心を読んでみてもいいけど、私の力は万能じゃない。手に触れた時点で思ってくれていないと、欲しい情報は読み取れない。
「…………報告はした。誰も信じなかっただけだ」
「……そうですか……」
アレン様は今や、帝国を守護する騎士の副隊長を任されている立場……仕事関係とかのマニュアルで決められているようなことは、問題無く口に出せるみたいですし、部下達から冷たい鬼上司と勘違いされてはいそうですけど、、口下手だから信じなかったってわけではないと思いますけどーーーまさか、これもユーリ様の仕業ですか?あいつ、遡れば学生時代から、アレン様の悪評を流しているみたいですものね。
一度、徹底的にユーリ様を調べる必要がありますね。
「その……カリアには……………僕の妻として、一緒に………………参加して欲しい」
すっごい溜めましたけど、よく素直に言えました!!!
見て下さい!ビオラやスマルトだけじゃなく、他の使用人達まで、とても温かい目でアレン様を見つめているじゃありませんか!本気で怒ったら怖い方でしょうけど、皆、アレン様が本当はただの口下手で不器用な、根は素直で優しくて可愛い人だって気付き出しているんです!
素直になって欲しいという私のお願いを聞き入れて下さったアレン様は、まだまだこれからですが、少しずつ、素直な言葉を口に出すようになった。
「勿論です!絶対に行きます」
私の言葉に、アレン様は少しだけ、ホッとしたような表情を浮かべた。
最近は少しずつ表情にも出てくるようになりましたし、良い事です。
「……仕事に行ってくる」
「はい、いってらっしゃいませ」
仕事に向かうアレン様を笑顔でお見送りするが、内心はそれどころでは無かった。
ーーー参加に同意しましたけど、このままでは、非常にまずいーーー
一通りマナーやダンスは叩き込まれているし、実戦経験もあるけど、実は私、それ等がとても苦手だったりする。貴族令嬢・夫人としての能力より、勉強とか魔法の方が、得意。だから余計にお義姉様達には、貴族の女として無能扱いされてきたんですよね。
ラドリエル公爵夫人になったからには、アレン様に恥を欠かせない為にも、苦手なんて言ってられない!当日までに、なんとか形にしなくては!
「ーースマルト」
「はい、奥様。マナー講師とダンス講師は手配しております。
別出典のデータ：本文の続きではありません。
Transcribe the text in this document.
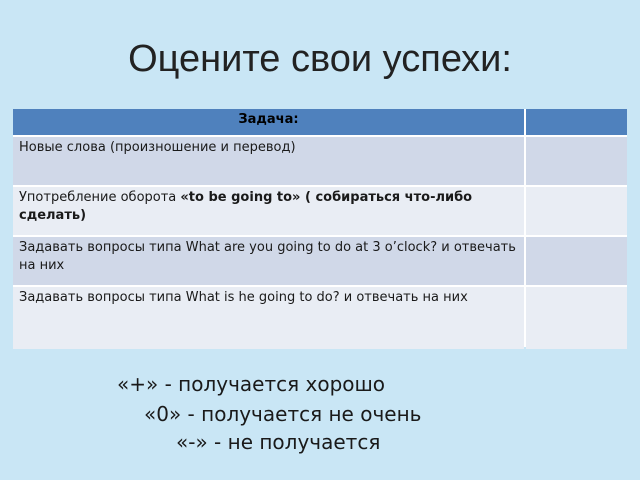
Оцените свои успехи:
Задача:
Новые слова (произношение и перевод)
Употребление оборота «to be going to» ( собираться что-либо сделать)
Задавать вопросы типа What are you going to do at 3 o’clock? и отвечать на них
Задавать вопросы типа What is he going to do? и отвечать на них
«+» - получается хорошо
«0» - получается не очень
«-» - не получается
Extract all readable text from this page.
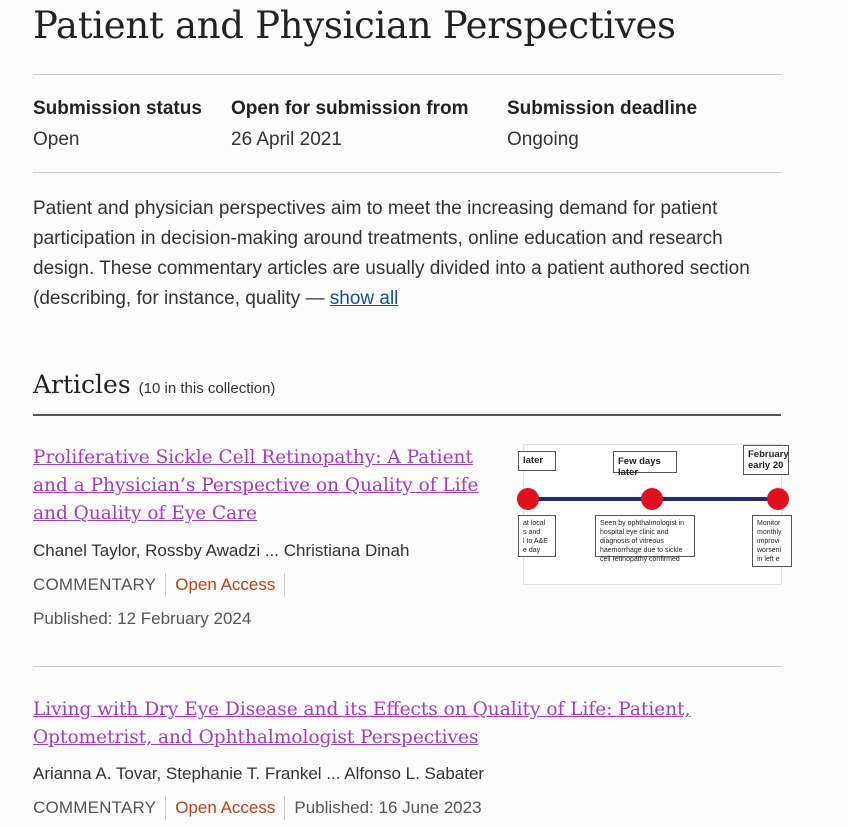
Patient and Physician Perspectives
Submission status
Open
Open for submission from
26 April 2021
Submission deadline
Ongoing

Patient and physician perspectives aim to meet the increasing demand for patient participation in decision-making around treatments, online education and research design. These commentary articles are usually divided into a patient authored section (describing, for instance, quality — show all

Articles (10 in this collection)
Proliferative Sickle Cell Retinopathy: A Patient and a Physician’s Perspective on Quality of Life and Quality of Eye Care
later	Few days later
February
early 20
at local
s and
l to A&E
e day
Seen by ophthalmologist in hospital eye clinic and diagnosis of vitreous haemorrhage due to sickle cell retinopathy confirmed
Monitor
monthly
improvi
worseni
in left e
Chanel Taylor, Rossby Awadzi ... Christiana Dinah
COMMENTARY	Open Access
Published: 12 February 2024
Living with Dry Eye Disease and its Effects on Quality of Life: Patient, Optometrist, and Ophthalmologist Perspectives
Arianna A. Tovar, Stephanie T. Frankel ... Alfonso L. Sabater
COMMENTARY	Open Access	Published: 16 June 2023
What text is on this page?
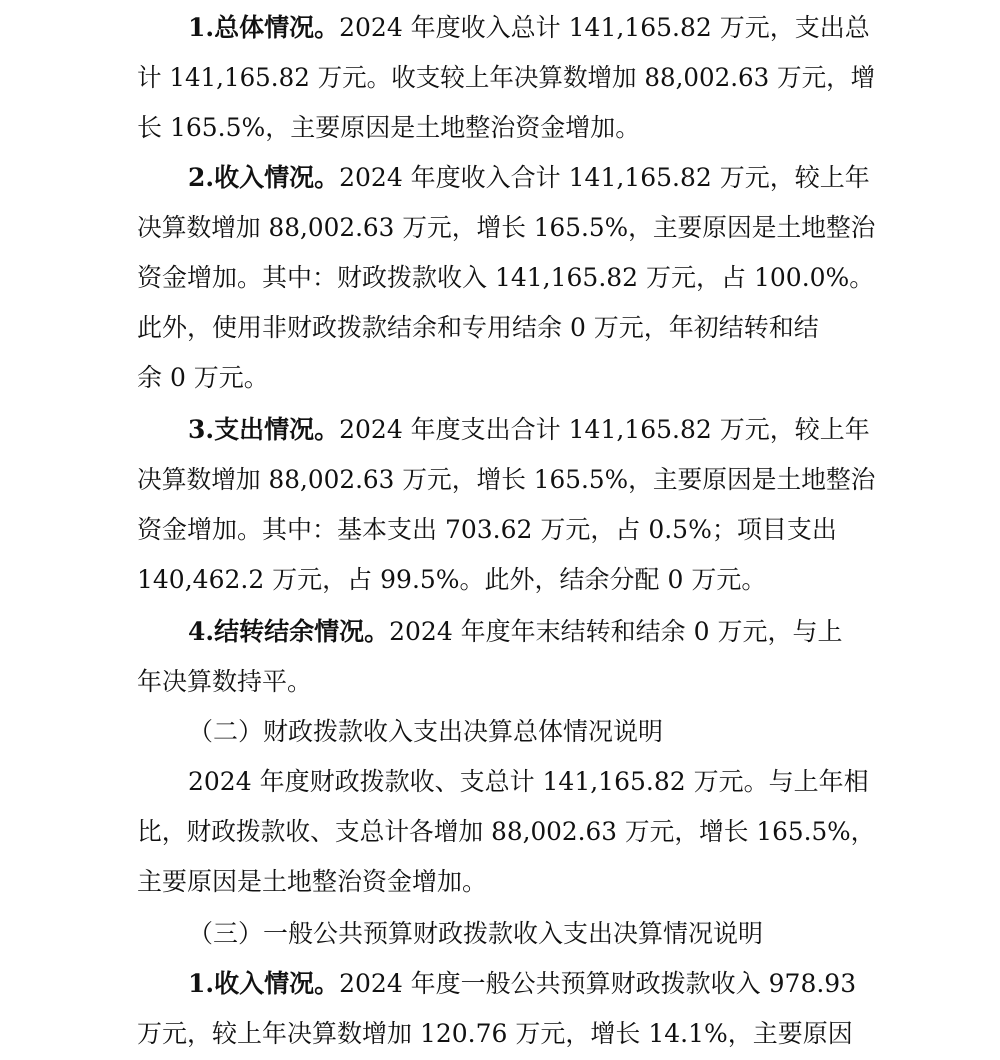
1.总体情况。2024 年度收入总计 141,165.82 万元，支出总
计 141,165.82 万元。收支较上年决算数增加 88,002.63 万元，增
长 165.5%，主要原因是土地整治资金增加。
2.收入情况。2024 年度收入合计 141,165.82 万元，较上年
决算数增加 88,002.63 万元，增长 165.5%，主要原因是土地整治
资金增加。其中：财政拨款收入 141,165.82 万元，占 100.0%。
此外，使用非财政拨款结余和专用结余 0 万元，年初结转和结
余 0 万元。
3.支出情况。2024 年度支出合计 141,165.82 万元，较上年
决算数增加 88,002.63 万元，增长 165.5%，主要原因是土地整治
资金增加。其中：基本支出 703.62 万元，占 0.5%；项目支出
140,462.2 万元，占 99.5%。此外，结余分配 0 万元。
4.结转结余情况。2024 年度年末结转和结余 0 万元，与上
年决算数持平。
（二）财政拨款收入支出决算总体情况说明
2024 年度财政拨款收、支总计 141,165.82 万元。与上年相
比，财政拨款收、支总计各增加 88,002.63 万元，增长 165.5%，
主要原因是土地整治资金增加。
（三）一般公共预算财政拨款收入支出决算情况说明
1.收入情况。2024 年度一般公共预算财政拨款收入 978.93
万元，较上年决算数增加 120.76 万元，增长 14.1%，主要原因
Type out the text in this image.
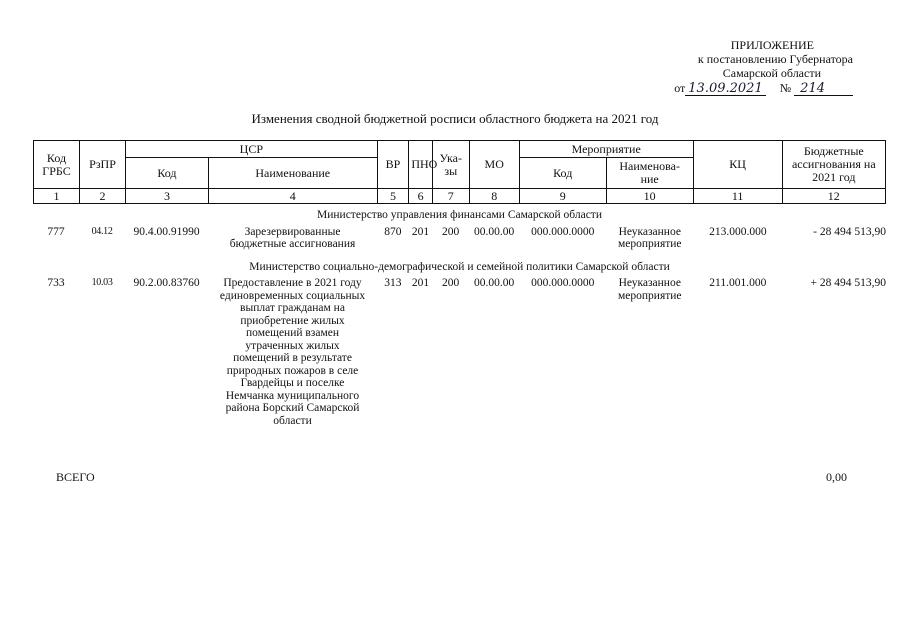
ПРИЛОЖЕНИЕ
к постановлению Губернатора
Самарской области
от 13.09.2021 № 214
Изменения сводной бюджетной росписи областного бюджета на 2021 год
Код ГРБС	РзПР	ЦСР		ВР	ПНО	Ука-зы	МО	Мероприятие		КЦ	Бюджетные ассигнования на 2021 год
		Код	Наименование					Код	Наименова-ние		
1	2	3	4	5	6	7	8	9	10	11	12
Министерство управления финансами Самарской области											
777	04.12	90.4.00.91990	Зарезервированные бюджетные ассигнования	870	201	200	00.00.00	000.000.0000	Неуказанное мероприятие	213.000.000	- 28 494 513,90
Министерство социально-демографической и семейной политики Самарской области											
733	10.03	90.2.00.83760	Предоставление в 2021 году единовременных социальных выплат гражданам на приобретение жилых помещений взамен утраченных жилых помещений в результате природных пожаров в селе Гвардейцы и поселке Немчанка муниципального района Борский Самарской области	313	201	200	00.00.00	000.000.0000	Неуказанное мероприятие	211.001.000	+ 28 494 513,90
ВСЕГО	0,00
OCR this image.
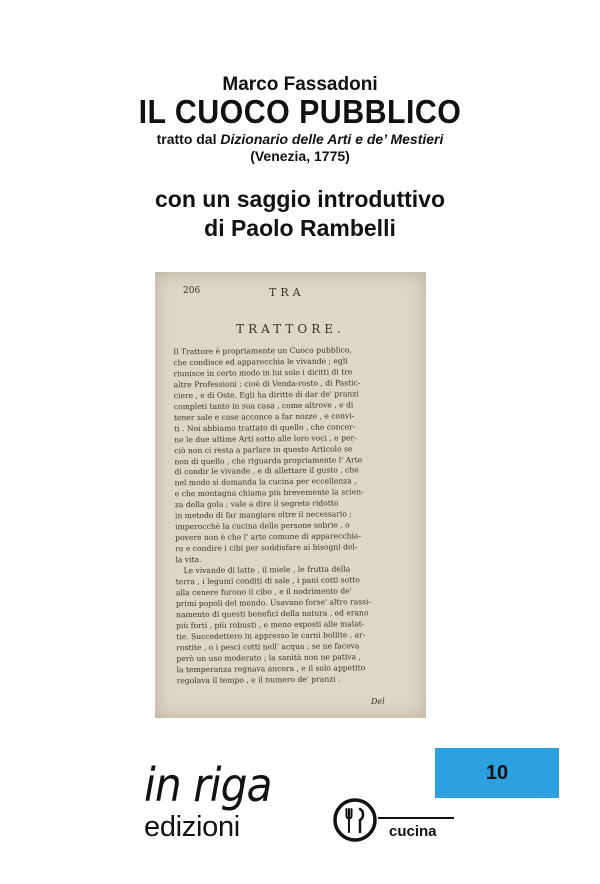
Marco Fassadoni
IL CUOCO PUBBLICO
tratto dal Dizionario delle Arti e de’ Mestieri
(Venezia, 1775)
con un saggio introduttivo
di Paolo Rambelli
206	TRA
TRATTORE.
Il Trattore è propriamente un Cuoco pubblico,
che condisce ed apparecchia le vivande ; egli
riunisce in certo modo in lui solo i diritti di tre
altre Professioni : cioè di Venda-rosto , di Pastic-
ciere , e di Oste. Egli ha diritto di dar de' pranzi
completi tanto in sua casa , come altrove , e di
tener sale e case acconce a far nozze , e convi-
ti . Noi abbiamo trattato di quello , che concer-
ne le due ultime Arti sotto alle loro voci , e per-
ciò non ci resta a parlare in questo Articolo se
non di quello , che riguarda propriamente l' Arte
di condir le vivande , e di allettare il gusto , che
nel modo si domanda la cucina per eccellenza ,
e che montagna chiama più brevemente la scien-
za della gola ; vale a dire il segreto ridotto
in metodo di far mangiare oltre il necessario ;
imperocchè la cucina delle persone sobrie , o
povere non è che l' arte comune di apparecchia-
re e condire i cibi per soddisfare ai bisogni del-
la vita.
Le vivande di latte , il miele , le frutta della
terra , i legumi conditi di sale , i pani cotti sotto
alla cenere furono il cibo , e il nodrimento de'
primi popoli del mondo. Usavano forse' altro rassi-
namento di questi benefici della natura , ed erano
più forti , più robusti , e meno esposti alle malat-
tie. Succedettero in appresso le carni bollite , ar-
rostite , o i pesci cotti nell' acqua ; se ne faceva
però un uso moderato ; la sanità non ne pativa ,
la temperanza regnava ancora , e il solo appetito
regolava il tempo , e il numero de' pranzi .
Del
in riga
edizioni	cucina
10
本日中にもお越し頂けると思いますよ」
言う前に手配しているなんて、相変わらずスマルトは優秀ですね。
「奥様ならきっと大丈夫ですよ、私も張り切ってサポートさせて頂きます」
「……ありがとうスマルト」
「いえいえ」
グレイドル男爵家にいる時は、『何でこんな事しなくちゃいけないの』って反骨精神があったけど、今は、アレン様の為にも頑張ろうと思える。
「奥様、光の祝祭に向けて、ドレスが一段とお似合いになるように、本日より肌や髪のお手入れにも力を入れていきましょう」
ここぞとばかりに隣にいたビオラも口を挟む。